Coral Kyriale, Casa de Cultura, Bragança Paulista
© Foto: H. Hülskath, 2002
Archiv A.B.E.-I.S.M.P.S.

 

ESTUDOS CULTURAIS DO INTERIOR: HISTÓRIA DE UM IDEAL DE RENOVAÇÃO DAS CIÊNCIAS E DAS ARTES

Conferência no centro de convenções Santo Agostinho
Encontro FESB - Academia Brasil-Europa

[trechos]

Antonio Alexandre Bispo

 

A.A.Bispo e o regente do Coral Kyriale, Bragança Paulista
© Foto: H. Hülskath, 2002 - Archiv A.B.E.-I.S.M.P.S.
Senhora Presidente da FESB,
Senhoras e Senhores,

é com grande satisfação que efetivamos o nosso há muito acalentado intuito de realizar uma das sessões do Congresso de Estudos Euro-Brasileiros 2002 nesta cidade de Bragança Paulista. Gostaria de agradecer à Sra., Profa. Vera Lucia Frangini, e à equipe de sua Fundação Municipal de Ensino Superior por ter possibilitado esta nossa confraternização.

Os Senhores certamente se perguntam por que é que damos tanto valor em ver Bragança representada na programação deste simpósio. A razão reside no vínculo histórico que une as instituições que presido com esta cidade. O nosso mentor, Martin Braunwieser, nascido em Salzburg em 1901 e falecido em São Paulo, em 1991, para aqui veio em 1927, com a intenção de exercer nesta cidade o seu apostolado artístico-filosófico-musical, ideais que constituem os fundamentos da atual Akademie Brasil-Europa. Já aqui vivia o seu cunhado, Demetrio Kipmann, maestro e professor que marcou profundamente a vida musical bragantina por décadas e que tem hoje o seu nome perpetuado no Casa da Cultura.

Qual era o projeto do Maestro Kipmann em fazer com que a sua irmã, Tatiana e Martin Braunwieser viessem da Grécia, onde então atuavam, para esta cidade?

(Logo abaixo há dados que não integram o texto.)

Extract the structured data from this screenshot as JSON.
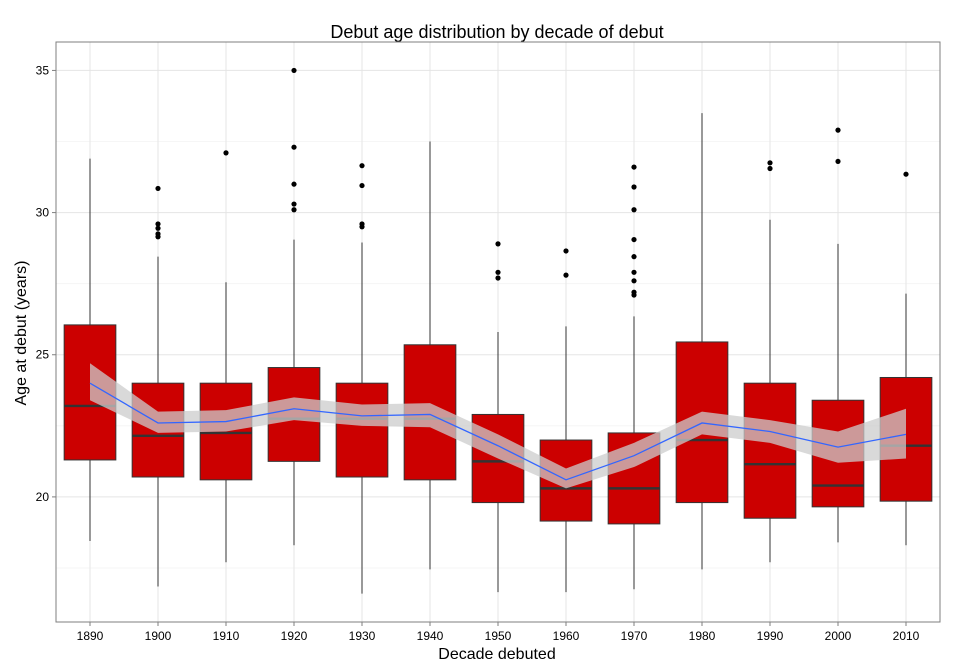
{
  "chart_data": {
    "type": "boxplot",
    "title": "Debut age distribution by decade of debut",
    "xlabel": "Decade debuted",
    "ylabel": "Age at debut (years)",
    "categories": [
      "1890",
      "1900",
      "1910",
      "1920",
      "1930",
      "1940",
      "1950",
      "1960",
      "1970",
      "1980",
      "1990",
      "2000",
      "2010"
    ],
    "y_ticks": [
      20,
      25,
      30,
      35
    ],
    "ylim": [
      15.6,
      36.0
    ],
    "grid": true,
    "box_fill": "#cc0000",
    "smooth_color": "#3366ff",
    "ribbon_color": "#cccccc",
    "boxes": [
      {
        "q1": 21.3,
        "median": 23.2,
        "q3": 26.05,
        "whisker_low": 18.45,
        "whisker_high": 31.9,
        "outliers": []
      },
      {
        "q1": 20.7,
        "median": 22.15,
        "q3": 24.0,
        "whisker_low": 16.85,
        "whisker_high": 28.45,
        "outliers": [
          29.15,
          29.25,
          29.45,
          29.6,
          30.85
        ]
      },
      {
        "q1": 20.6,
        "median": 22.25,
        "q3": 24.0,
        "whisker_low": 17.7,
        "whisker_high": 27.55,
        "outliers": [
          32.1
        ]
      },
      {
        "q1": 21.25,
        "median": 22.75,
        "q3": 24.55,
        "whisker_low": 18.3,
        "whisker_high": 29.05,
        "outliers": [
          30.1,
          30.3,
          31.0,
          32.3,
          35.0
        ]
      },
      {
        "q1": 20.7,
        "median": 22.75,
        "q3": 24.0,
        "whisker_low": 16.6,
        "whisker_high": 28.95,
        "outliers": [
          29.5,
          29.6,
          30.95,
          31.65
        ]
      },
      {
        "q1": 20.6,
        "median": 22.75,
        "q3": 25.35,
        "whisker_low": 17.45,
        "whisker_high": 32.5,
        "outliers": []
      },
      {
        "q1": 19.8,
        "median": 21.25,
        "q3": 22.9,
        "whisker_low": 16.65,
        "whisker_high": 25.8,
        "outliers": [
          27.7,
          27.9,
          28.9
        ]
      },
      {
        "q1": 19.15,
        "median": 20.3,
        "q3": 22.0,
        "whisker_low": 16.65,
        "whisker_high": 26.0,
        "outliers": [
          27.8,
          28.65
        ]
      },
      {
        "q1": 19.05,
        "median": 20.3,
        "q3": 22.25,
        "whisker_low": 16.75,
        "whisker_high": 26.35,
        "outliers": [
          27.1,
          27.2,
          27.6,
          27.9,
          28.45,
          29.05,
          30.1,
          30.9,
          31.6
        ]
      },
      {
        "q1": 19.8,
        "median": 22.0,
        "q3": 25.45,
        "whisker_low": 17.45,
        "whisker_high": 33.5,
        "outliers": []
      },
      {
        "q1": 19.25,
        "median": 21.15,
        "q3": 24.0,
        "whisker_low": 17.7,
        "whisker_high": 29.75,
        "outliers": [
          31.55,
          31.75
        ]
      },
      {
        "q1": 19.65,
        "median": 20.4,
        "q3": 23.4,
        "whisker_low": 18.4,
        "whisker_high": 28.9,
        "outliers": [
          31.8,
          32.9
        ]
      },
      {
        "q1": 19.85,
        "median": 21.8,
        "q3": 24.2,
        "whisker_low": 18.3,
        "whisker_high": 27.15,
        "outliers": [
          31.35
        ]
      }
    ],
    "smooth": {
      "values": [
        24.0,
        22.6,
        22.65,
        23.1,
        22.85,
        22.9,
        21.8,
        20.6,
        21.45,
        22.6,
        22.3,
        21.75,
        22.2
      ],
      "ribbon_low": [
        23.4,
        22.25,
        22.3,
        22.7,
        22.5,
        22.45,
        21.35,
        20.3,
        21.05,
        22.2,
        21.9,
        21.2,
        21.35
      ],
      "ribbon_high": [
        24.7,
        23.0,
        23.05,
        23.5,
        23.25,
        23.3,
        22.2,
        21.0,
        21.9,
        23.0,
        22.7,
        22.3,
        23.1
      ]
    }
  }
}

Qual eram as expectativas e os planos do casal Braunwieser quando abandonaram o famoso Odeion de Atenas para emigrarem para uma cidade do interior de São Paulo?

As concepções do Maestro Kipmann somente podem ser entendidas se considerarmos a sua formação musical e filosófica no Exterior, a sua cosmovisão, e o ambiente musical que encontrara em Bragança à época de sua chegada.

À época da chegada de Demétrio Kipmann, a vida cultural e musical de várias cidades do Interior de São Paulo, também a de Bragança, era fortemente influenciada por imigrantes italianos. Isso se manifestava nos repertórios das corporações militares, na música para piano e canto, assim como na música sacra. Em Bragança, uma das entidades mais influentes era a Sociedade Democrática Italiana. À época da chegada de Demétrio Kipmann, a grande novidade era o cinema, então mudo, acompanhado por orquestra no Central Theatro, cuja regência ele assumiu. Esse trabalho não estava naturalmente à altura de sua formação musical na antiga Rússia e nem muito menos de acordo com as suas sérias concepções a respeito do valor cultural e espiritual da arte musical. Para ele, apesar do apoio de membros da colonia italiana da cidade, sobretudo de Augusto Di Giorgio, Bragança tinha a necessidade de uma verdadeira transformação cultural. Assim, a vinda de sua irmã Tatiana representava uma oportunidade única para o início de uma atividade profundamente renovadora da cultura. Ela era espiritualizada segundo os ideais da teosofia e da antroposofia e vinha acompanhada pelo seu marido, Martin Braunwieser, imbuído dos ideais mozartianos e de renovação espiritual e estilística da cultura musical de Salzburg.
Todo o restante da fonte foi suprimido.